La grande inquiétude à tous est de voir l’outil industriel bazardé complètement d’ici « quatre ou cinq ans »...
D’autant plus que pour remplacer les productions (vendues à d’autres groupes chimiques) que la direction veut voir disparaître de Pierre-Bénite, les salariés, eux-mêmes, ont proposé de fabriquer une nouvelle molécule, appelée « 152 A », en remplacement des gaz réfrigérants. Mais jusqu’à présent la direction ne veut pas en entendre parler.

Le jeudi 31 mai des discussions ont lieu à Paris avec les syndicats.
Là, tout en maintenant les suppressions programmées d’emplois, la direction accepte en fin de compte de faire fabriquer à Pierre-Bénite ce nouveau produit « 152 A ». Un petit espoir renaît pour certains. Et le vendredi 1er juin, les grévistes se prononcent à plus de 60% pour la reprise du travail. Un comité central d’entreprise est prévu le 16 juin.

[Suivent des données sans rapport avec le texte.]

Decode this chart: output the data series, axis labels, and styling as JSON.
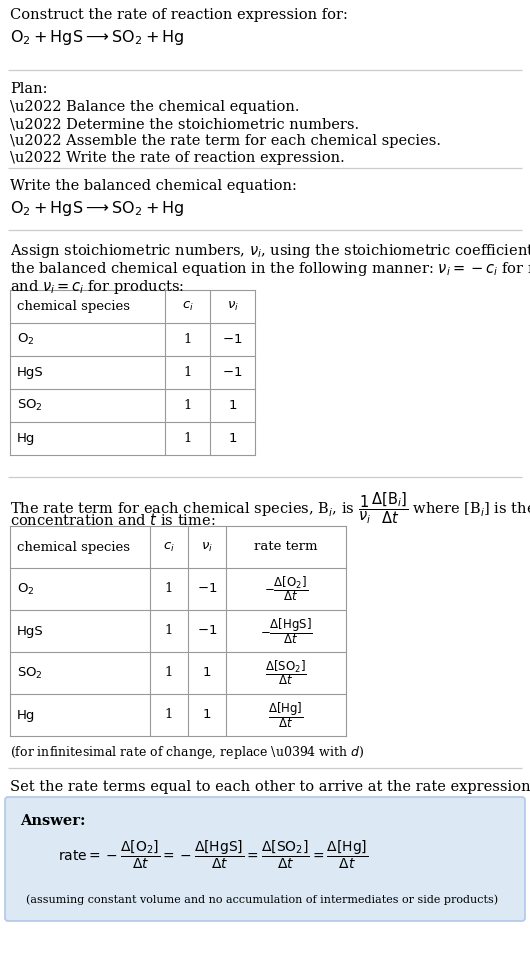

- Grave accident du travail à Sain-Fons

On apprend seulement ce mercredi 30 mai qu’un ouvrier d’une cinquantaine d’années a été gravement brûlé, vendredi 25 mai, en recevant un jet d’eau sous pression de 70°C sur son lieu de travail à l’atelier matières plastiques de l’usine Rhodia Belle Étoile [3], située au sud de Lyon (à l’empi [4]). Brûlé à 40 %, il a été transporté au service des grands brûlés de l’hôpital Grange Blanche de Lyon. Selon la CGT, c’est le troisième accident grave en sept mois dans cette usine. Le comité d’hygiène, de sécurité et des conditions de travail a décidé de l’intervention d’un expert, avant quinze jours, pour déterminer les causes exactes de cet accident.

Le nombre des accidents du travail et des maladies professionnelles continue d’augmenter dans le monde : plus de deux millions de personnes en meurent chaque année. Et ce sont près de 270 millions d’accidents du travail suivis d’au moins trois jours d’arrêt qui se produisent chaque année.

Notes

[1Au riaume : sur la rive droite de la Saône ou du Rhône à partir du confluent. Expression lyonnaise, employée beaucoup en batellerie, restant du temps où Lyon était divisée d’un côté par le royaume de France ou « riaume » et de l’autre, sur la rive gauche du Rhône et de la Saône, par le saint empire romain germanique ou « empi ».

[2En haut, photo de nuit de l’usine chimique illuminée de Pierre-Bénite.

[3Sain-Fons s’orthographie de la sorte. En effet, il n’y a pas le moins du monde un être ou un saint qui ait pu un jour être baptisé Fons. Cela veut dire simplement bonne source ou fontaine saine. Il y a d’ailleurs mêmement, un village du nom de Sain Bel à l’ouest de Lyon près de L’Arbresle.